CALEB JOSEPH WARNER
So here we are again. I the wanderer am knocking back on the door of Reality’s Home: my heart.
What is it that I want? What is it that I really want?
I don’t know, so allow me to speak of something else. Let me talk about what I have told other people, or maybe about an encounter with icicles and a moment before going out into the snow shining in the sun. Beyond this, I am unable to place myself. I come back around again and again to the same—
No, I do actually know what I want. I have grown past the point in the walk of life where I keep walking down the same path. This all sounds quite esoteric to you right now, I know, so let me explain.
Back in the day, when I came to a crossroads, when I came to the crossroads of my own heart, not knowing which way to go, I would walk down the path that seemed the lightest. This was the path of doing everything I had done before.
And before I go any further with this, let me briefly explain why it is I come to this crossroad. I come to this crossroad, because for some reason or another, I have lost touch with myself. For some reason or another, I have forgotten who I am.
And so what do I do?
Well, I will have lost my way from home, so I would find myself on this old road. And one path was lighted by the lampposts of all my past decisions. The other was a dark wood. You have been at this place before, reader. You know what I’m talking about, because you have read the poems on your grandma’s refrigerator. You know what I’m talking about, because you have listened to the songs.
Well in order to find my way back home, of course I used to take the lighted path. This was the path back home, I thought. But this path, though it was lighted, was also extremely, woefully lonely. And quite familiar. This was the path of desperately trying to become who I used to think I was. This was the path that made me think, “I must do this! I must do that! I must set my life in order, I have to get this book done, I have to become who I was meant to be, I have to be my own hero.”
This process functioned according to my visions of life or what my life ought to be.
Vain. So vain.
And so instead of being boring, let me describe to you what has now happened.
Life has happened to me, I have walked down the road enough times to know that it brings me right back to the crossroad. I continually lose myself, because I continually try to find myself. And who really cares to find me? Who can find me? Only other people can find me. I am an empty hollow shell, filled only for moments with this love or that peace. I am a vessel. And the reason I feel so hollow in these moments is because I have refused to be the light that lights the path. I have refused those glories of my lord Reality that seek to imbue me with those passions and that peace.
I know now that I cannot pull myself up by my tendons. My bones are broken, my tendons are snapped.
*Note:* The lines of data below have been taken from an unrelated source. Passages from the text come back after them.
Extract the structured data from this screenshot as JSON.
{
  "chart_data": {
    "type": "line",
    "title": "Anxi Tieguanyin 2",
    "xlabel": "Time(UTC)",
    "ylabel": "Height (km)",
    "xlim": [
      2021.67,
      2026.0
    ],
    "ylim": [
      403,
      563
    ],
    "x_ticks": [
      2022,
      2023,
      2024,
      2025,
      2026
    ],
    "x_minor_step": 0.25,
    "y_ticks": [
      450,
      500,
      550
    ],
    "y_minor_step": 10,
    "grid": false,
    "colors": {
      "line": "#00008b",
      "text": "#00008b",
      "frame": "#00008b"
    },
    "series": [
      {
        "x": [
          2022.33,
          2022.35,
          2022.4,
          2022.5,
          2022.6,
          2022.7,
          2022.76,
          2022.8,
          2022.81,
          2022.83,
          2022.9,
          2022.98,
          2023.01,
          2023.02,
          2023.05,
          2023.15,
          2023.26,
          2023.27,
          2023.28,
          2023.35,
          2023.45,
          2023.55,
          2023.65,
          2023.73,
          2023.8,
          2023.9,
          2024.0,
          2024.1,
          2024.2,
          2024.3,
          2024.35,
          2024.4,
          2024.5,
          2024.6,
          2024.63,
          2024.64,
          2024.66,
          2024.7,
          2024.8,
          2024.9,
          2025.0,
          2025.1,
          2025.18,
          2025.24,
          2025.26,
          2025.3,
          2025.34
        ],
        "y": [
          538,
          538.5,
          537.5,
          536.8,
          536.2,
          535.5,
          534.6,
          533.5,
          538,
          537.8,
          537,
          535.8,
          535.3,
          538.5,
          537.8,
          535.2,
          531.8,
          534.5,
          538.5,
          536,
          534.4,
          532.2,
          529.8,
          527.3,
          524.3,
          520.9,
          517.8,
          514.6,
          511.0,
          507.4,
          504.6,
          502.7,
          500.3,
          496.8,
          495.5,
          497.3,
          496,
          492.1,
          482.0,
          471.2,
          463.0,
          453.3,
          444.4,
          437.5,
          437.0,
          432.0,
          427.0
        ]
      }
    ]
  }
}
I am a hopeless man without a miracle to recover.
And each time I fall back to that crossroads, each time, the cost for choosing the same lighted path grows greater.
So what am I supposed to do, now that I have discovered that the path I know best brings me back to the same place? The place of lampposts and utter confusion?
With this knowledge, I thee move on. I am now in the exciting position of walking down the dark path. And I will only be able to see my way if I allow the light of Reality to fill my arteries, solder my tendons, cauterize my brittle bones.
I have made great progress so far, if even my steps have been tiny and unremarkable. But I recognize a change in myself when it happens. I am not on that old path anymore, hallelujah. Something is happening.
And the only way I am suppose to continue on in this far greater danger of the darkness around me is to hold on tightly to the stars tangled in my hair, to beware the ivy and the distant fair, to plead for the light that lightens the air.
Before, I used to say how I must write, write, write. Writing is walking, that is true. But before, when I wrote, I was seeking to write myself into existence. I know now that when I have been absent from writing, what I am really missing is that love that makes me lighter than the sad evening earth.
I don’t want to go back to me—
I live to go down the dark way, the one lit by lovely reality. Thank you, sweet language for your company, you press down the soft clay of my brain and set the fissures of my skull right. And my heart is lighter than—
—oh, my old frightened mind, hard against the life outside, let the air in through the windows—
my eyes again see the flaking snow
I know how Reality holds me warmly—
he is the one I have a thousand questions for—
questions like cat hair glinting in the sun, floating just barely above the wool carpet!
oh boy, here he, is humor again
and the icicles—one drop at a time!
and the sun—my neck in this scarf, sweating
and God comes back to me again and presses me forward, the dark road—
just a warm winter noon, inside the house, waiting—
the next year (pause (the honking geese (in flocks))) rested a coat on my shoulders, boots on my feet.
We are all getting older and as the elders now we walk this sun-paved street of snow.